Which brings us back to the present day. Perhaps not wanting to bring any more negative attention to the movement he helped germinate, Nader took his name off the Greens' nomination ballot.
While the Democrats can't bar Nader from running, their rhetoric makes it sound as if they wish they could. They can ban him from full participation, though. The nonpartisan (read: bipartisan) Commission for Presidential Debates (CPD) has ultimate authority over who is included in the debates, and it's almost sure to exclude any candidate without the clout of a major party nomination; its criteria for inclusion contains a catch-22. No one can participate in the CPD-sponsored debates unless they have a "realistic" chance of winning the election, even if no one has a realistic chance of winning if they are shut out of the debates.
Recall H. Ross Perot, who met the CPD's criteria after spending part of his personal fortune on half-hour, prime time, infomercial-style campaign ads. After the debates, he received 19 percent of the popular vote and might have spoiled the first President Bush's re-election bid.
Rather than shutting him out, what the Democrats should do is bring Nader, along with Kucinich and Sharpton, into the fold. As Lyndon Johnson once quipped, it's better to have a dangerous man inside the tent pissing out than outside the tent pissing in.
Nader just might be dangerous. In the March 5 Associated Press/Ipsos Poll, Bush and Kerry tied within the 3 percent margin of error at 46 and 45 percent respectively. Nader scored 6 percent.
The scenario is simple: Approach Nader with the proposal that he drop out and throw his support behind the Democratic ticket with the understanding that he would be nominated as attorney general in the Kerry administration.
Face it. Despite being the best candidate in 2000, Nader isn't really presidential material. He would, however, likely be one of the best attorney generals in U.S. history and a perfect counterpoint to the near-despotic vision that seems to guide John Ashcroft. Nader has devoted his life to protecting the least powerful in our society; and as head of the Justice Department, he would be perfectly poised to defend us against the über-corporations he and his supporters claim threaten our way of life.
Kucinich would be a perfect candidate for Secretary of Housing and Urban Development.
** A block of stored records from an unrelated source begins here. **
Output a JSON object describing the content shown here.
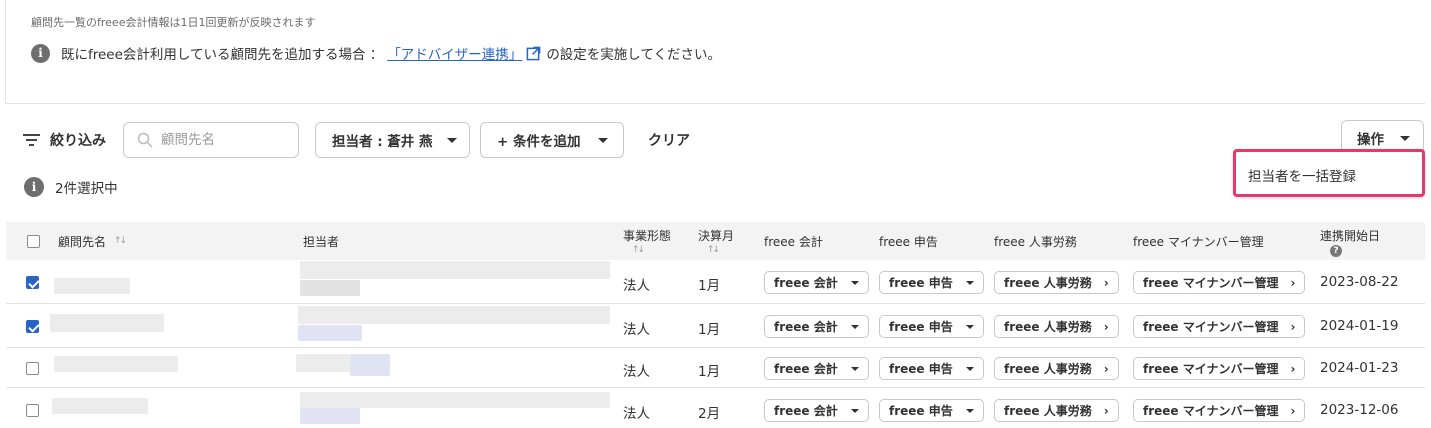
{
  "notice": {
    "update_note": "顧問先一覧のfreee会計情報は1日1回更新が反映されます",
    "info_text_1": "既にfreee会計利用している顧問先を追加する場合 ：",
    "info_link": "「アドバイザー連携」",
    "info_text_2": "の設定を実施してください。"
  },
  "toolbar": {
    "filter_label": "絞り込み",
    "search_placeholder": "顧問先名",
    "assignee_filter_label": "担当者 : 蒼井 燕",
    "add_condition_label": "+ 条件を追加",
    "clear_label": "クリア",
    "operations_label": "操作",
    "operations_menu": [
      "担当者を一括登録"
    ]
  },
  "selection": {
    "text": "2件選択中"
  },
  "table": {
    "headers": {
      "client_name": "顧問先名",
      "assignee": "担当者",
      "business_type": "事業形態",
      "fiscal_month": "決算月",
      "freee_accounting": "freee 会計",
      "freee_tax": "freee 申告",
      "freee_hr": "freee 人事労務",
      "freee_mynumber": "freee マイナンバー管理",
      "start_date": "連携開始日"
    },
    "rows": [
      {
        "checked": true,
        "business_type": "法人",
        "fiscal_month": "1月",
        "accounting": "freee 会計",
        "tax": "freee 申告",
        "hr": "freee 人事労務",
        "mynumber": "freee マイナンバー管理",
        "start_date": "2023-08-22"
      },
      {
        "checked": true,
        "business_type": "法人",
        "fiscal_month": "1月",
        "accounting": "freee 会計",
        "tax": "freee 申告",
        "hr": "freee 人事労務",
        "mynumber": "freee マイナンバー管理",
        "start_date": "2024-01-19"
      },
      {
        "checked": false,
        "business_type": "法人",
        "fiscal_month": "1月",
        "accounting": "freee 会計",
        "tax": "freee 申告",
        "hr": "freee 人事労務",
        "mynumber": "freee マイナンバー管理",
        "start_date": "2024-01-23"
      },
      {
        "checked": false,
        "business_type": "法人",
        "fiscal_month": "2月",
        "accounting": "freee 会計",
        "tax": "freee 申告",
        "hr": "freee 人事労務",
        "mynumber": "freee マイナンバー管理",
        "start_date": "2023-12-06"
      }
    ]
  },
  "colors": {
    "link": "#2864c8",
    "highlight_border": "#e8376a",
    "header_bg": "#f3f3f3"
  }
}
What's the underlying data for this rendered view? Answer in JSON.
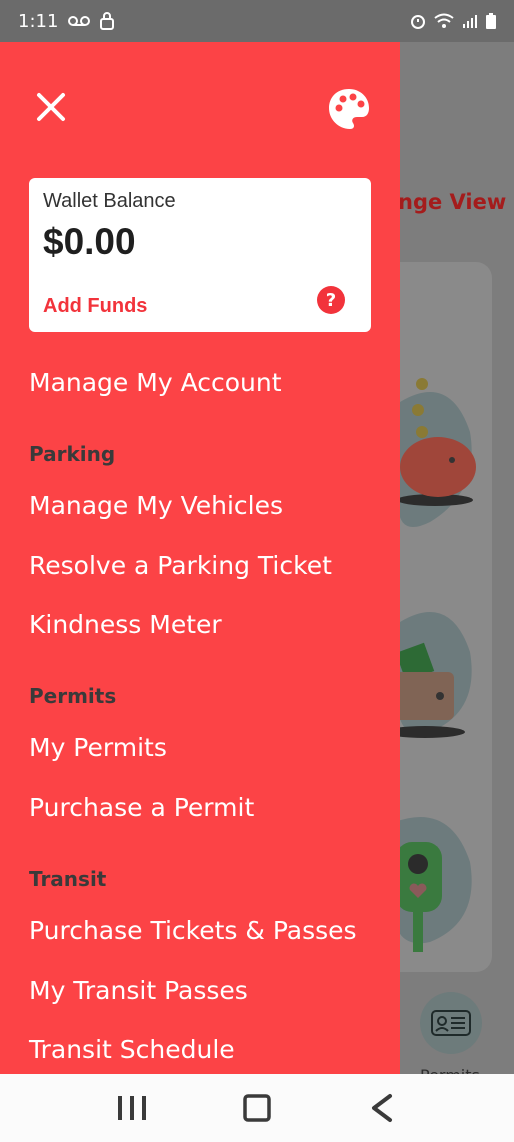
{
  "status_bar": {
    "time": "1:11",
    "icons_left": [
      "voicemail-icon",
      "lock-icon"
    ],
    "icons_right": [
      "alarm-icon",
      "wifi-icon",
      "signal-icon",
      "battery-icon"
    ]
  },
  "background": {
    "change_view_text": "nge View",
    "permits_label": "Permits"
  },
  "drawer": {
    "close_icon": "close-icon",
    "palette_icon": "palette-icon",
    "wallet": {
      "title": "Wallet Balance",
      "amount": "$0.00",
      "add_funds": "Add Funds",
      "help": "?"
    },
    "manage_account": "Manage My Account",
    "sections": [
      {
        "header": "Parking",
        "items": [
          "Manage My Vehicles",
          "Resolve a Parking Ticket",
          "Kindness Meter"
        ]
      },
      {
        "header": "Permits",
        "items": [
          "My Permits",
          "Purchase a Permit"
        ]
      },
      {
        "header": "Transit",
        "items": [
          "Purchase Tickets & Passes",
          "My Transit Passes",
          "Transit Schedule"
        ]
      }
    ]
  },
  "colors": {
    "drawer_bg": "#fc4346",
    "accent": "#f2333b",
    "section_header": "#3a3a3a",
    "scrim": "#7d7d7d"
  },
  "nav_bar": {
    "buttons": [
      "recent-apps-icon",
      "home-icon",
      "back-icon"
    ]
  }
}
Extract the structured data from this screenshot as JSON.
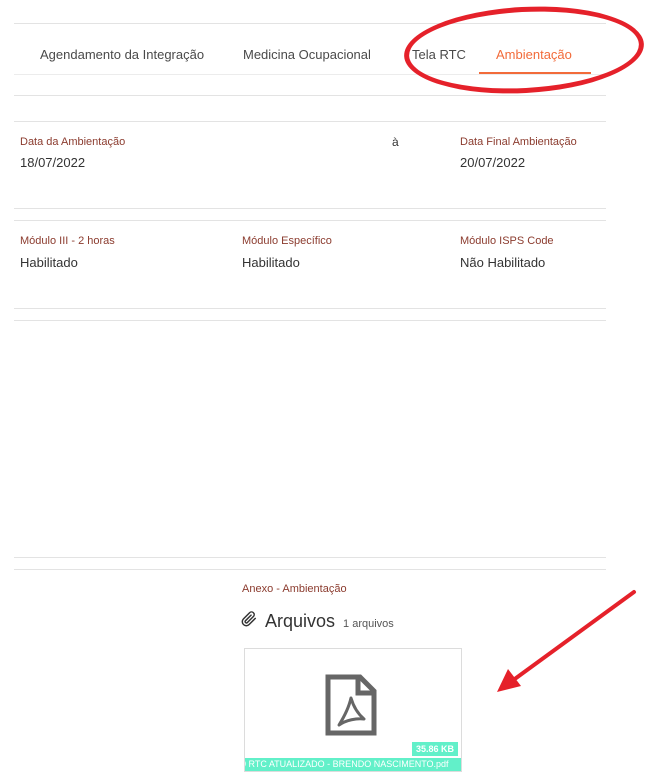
{
  "tabs": [
    {
      "label": "Agendamento da Integração"
    },
    {
      "label": "Medicina Ocupacional"
    },
    {
      "label": "Tela RTC"
    },
    {
      "label": "Ambientação"
    }
  ],
  "dates": {
    "start_label": "Data da Ambientação",
    "start_value": "18/07/2022",
    "separator": "à",
    "end_label": "Data Final Ambientação",
    "end_value": "20/07/2022"
  },
  "modules": [
    {
      "label": "Módulo III - 2 horas",
      "value": "Habilitado"
    },
    {
      "label": "Módulo Específico",
      "value": "Habilitado"
    },
    {
      "label": "Módulo ISPS Code",
      "value": "Não Habilitado"
    }
  ],
  "attachment": {
    "section_label": "Anexo - Ambientação",
    "title": "Arquivos",
    "count": "1 arquivos",
    "file": {
      "size": "35.86 KB",
      "name": "0 RTC ATUALIZADO - BRENDO NASCIMENTO.pdf"
    }
  },
  "colors": {
    "accent": "#f26b3a",
    "label": "#8b3b2e",
    "badge": "#62f0c9",
    "annotation": "#e5212a"
  },
  "icons": [
    "paperclip-icon",
    "pdf-file-icon",
    "annotation-ellipse",
    "annotation-arrow"
  ]
}
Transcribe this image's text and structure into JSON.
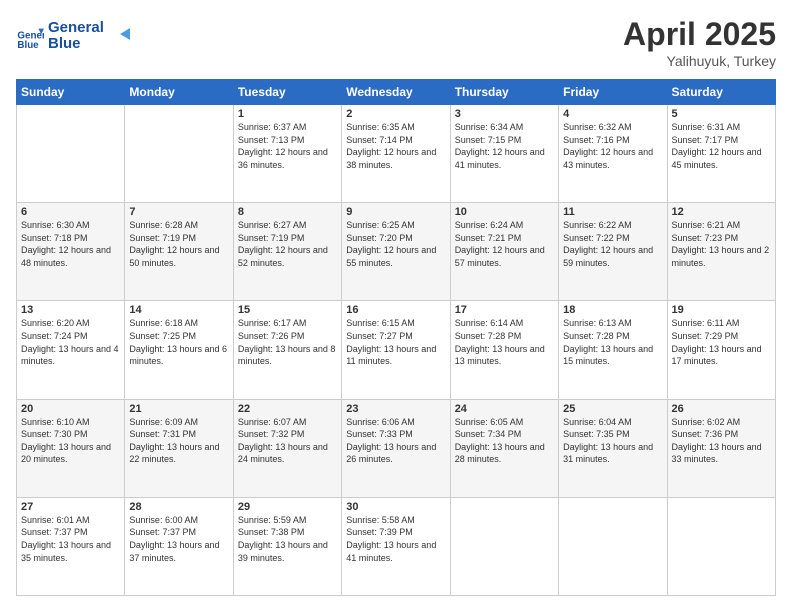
{
  "header": {
    "logo_line1": "General",
    "logo_line2": "Blue",
    "month_title": "April 2025",
    "subtitle": "Yalihuyuk, Turkey"
  },
  "weekdays": [
    "Sunday",
    "Monday",
    "Tuesday",
    "Wednesday",
    "Thursday",
    "Friday",
    "Saturday"
  ],
  "weeks": [
    [
      {
        "day": "",
        "info": ""
      },
      {
        "day": "",
        "info": ""
      },
      {
        "day": "1",
        "info": "Sunrise: 6:37 AM\nSunset: 7:13 PM\nDaylight: 12 hours and 36 minutes."
      },
      {
        "day": "2",
        "info": "Sunrise: 6:35 AM\nSunset: 7:14 PM\nDaylight: 12 hours and 38 minutes."
      },
      {
        "day": "3",
        "info": "Sunrise: 6:34 AM\nSunset: 7:15 PM\nDaylight: 12 hours and 41 minutes."
      },
      {
        "day": "4",
        "info": "Sunrise: 6:32 AM\nSunset: 7:16 PM\nDaylight: 12 hours and 43 minutes."
      },
      {
        "day": "5",
        "info": "Sunrise: 6:31 AM\nSunset: 7:17 PM\nDaylight: 12 hours and 45 minutes."
      }
    ],
    [
      {
        "day": "6",
        "info": "Sunrise: 6:30 AM\nSunset: 7:18 PM\nDaylight: 12 hours and 48 minutes."
      },
      {
        "day": "7",
        "info": "Sunrise: 6:28 AM\nSunset: 7:19 PM\nDaylight: 12 hours and 50 minutes."
      },
      {
        "day": "8",
        "info": "Sunrise: 6:27 AM\nSunset: 7:19 PM\nDaylight: 12 hours and 52 minutes."
      },
      {
        "day": "9",
        "info": "Sunrise: 6:25 AM\nSunset: 7:20 PM\nDaylight: 12 hours and 55 minutes."
      },
      {
        "day": "10",
        "info": "Sunrise: 6:24 AM\nSunset: 7:21 PM\nDaylight: 12 hours and 57 minutes."
      },
      {
        "day": "11",
        "info": "Sunrise: 6:22 AM\nSunset: 7:22 PM\nDaylight: 12 hours and 59 minutes."
      },
      {
        "day": "12",
        "info": "Sunrise: 6:21 AM\nSunset: 7:23 PM\nDaylight: 13 hours and 2 minutes."
      }
    ],
    [
      {
        "day": "13",
        "info": "Sunrise: 6:20 AM\nSunset: 7:24 PM\nDaylight: 13 hours and 4 minutes."
      },
      {
        "day": "14",
        "info": "Sunrise: 6:18 AM\nSunset: 7:25 PM\nDaylight: 13 hours and 6 minutes."
      },
      {
        "day": "15",
        "info": "Sunrise: 6:17 AM\nSunset: 7:26 PM\nDaylight: 13 hours and 8 minutes."
      },
      {
        "day": "16",
        "info": "Sunrise: 6:15 AM\nSunset: 7:27 PM\nDaylight: 13 hours and 11 minutes."
      },
      {
        "day": "17",
        "info": "Sunrise: 6:14 AM\nSunset: 7:28 PM\nDaylight: 13 hours and 13 minutes."
      },
      {
        "day": "18",
        "info": "Sunrise: 6:13 AM\nSunset: 7:28 PM\nDaylight: 13 hours and 15 minutes."
      },
      {
        "day": "19",
        "info": "Sunrise: 6:11 AM\nSunset: 7:29 PM\nDaylight: 13 hours and 17 minutes."
      }
    ],
    [
      {
        "day": "20",
        "info": "Sunrise: 6:10 AM\nSunset: 7:30 PM\nDaylight: 13 hours and 20 minutes."
      },
      {
        "day": "21",
        "info": "Sunrise: 6:09 AM\nSunset: 7:31 PM\nDaylight: 13 hours and 22 minutes."
      },
      {
        "day": "22",
        "info": "Sunrise: 6:07 AM\nSunset: 7:32 PM\nDaylight: 13 hours and 24 minutes."
      },
      {
        "day": "23",
        "info": "Sunrise: 6:06 AM\nSunset: 7:33 PM\nDaylight: 13 hours and 26 minutes."
      },
      {
        "day": "24",
        "info": "Sunrise: 6:05 AM\nSunset: 7:34 PM\nDaylight: 13 hours and 28 minutes."
      },
      {
        "day": "25",
        "info": "Sunrise: 6:04 AM\nSunset: 7:35 PM\nDaylight: 13 hours and 31 minutes."
      },
      {
        "day": "26",
        "info": "Sunrise: 6:02 AM\nSunset: 7:36 PM\nDaylight: 13 hours and 33 minutes."
      }
    ],
    [
      {
        "day": "27",
        "info": "Sunrise: 6:01 AM\nSunset: 7:37 PM\nDaylight: 13 hours and 35 minutes."
      },
      {
        "day": "28",
        "info": "Sunrise: 6:00 AM\nSunset: 7:37 PM\nDaylight: 13 hours and 37 minutes."
      },
      {
        "day": "29",
        "info": "Sunrise: 5:59 AM\nSunset: 7:38 PM\nDaylight: 13 hours and 39 minutes."
      },
      {
        "day": "30",
        "info": "Sunrise: 5:58 AM\nSunset: 7:39 PM\nDaylight: 13 hours and 41 minutes."
      },
      {
        "day": "",
        "info": ""
      },
      {
        "day": "",
        "info": ""
      },
      {
        "day": "",
        "info": ""
      }
    ]
  ]
}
Kerry's platform includes plans to expand affordable housing and revitalize America's cities, and the Ohio congressman has a track record of protecting citizens' interests in the face of extremely powerful opposition. Adding him to the cabinet in advance would allow a gentle integration of some of his positions into the party platform and tap into his relatively successful nationwide grassroots organization.
Kerry could also bolster his flip-flop record on the Iraq war by bowing to the anti-war candidate. After all, it was Kucinich, not the Massachusetts senator, who voted against the war and the Patriot Act. Kucinich will headline a national protest Saturday in New York, marking the anniversary of the start of the debacle in Iraq.
While Sharpton might not have reached cabinet level, he is a powerful leader with nationwide appeal who fits the role of advising the White House on minority issues.
While these moves would require the Democratic leadership to swallow their pride, Nader has said that his goal this year is to help the Democrats beat Bush and take back the House and Senate. There probably isn't a better way for them to let him do it.
Joshua C. Robinson writes monthly about the presidential campaign for CityBeat.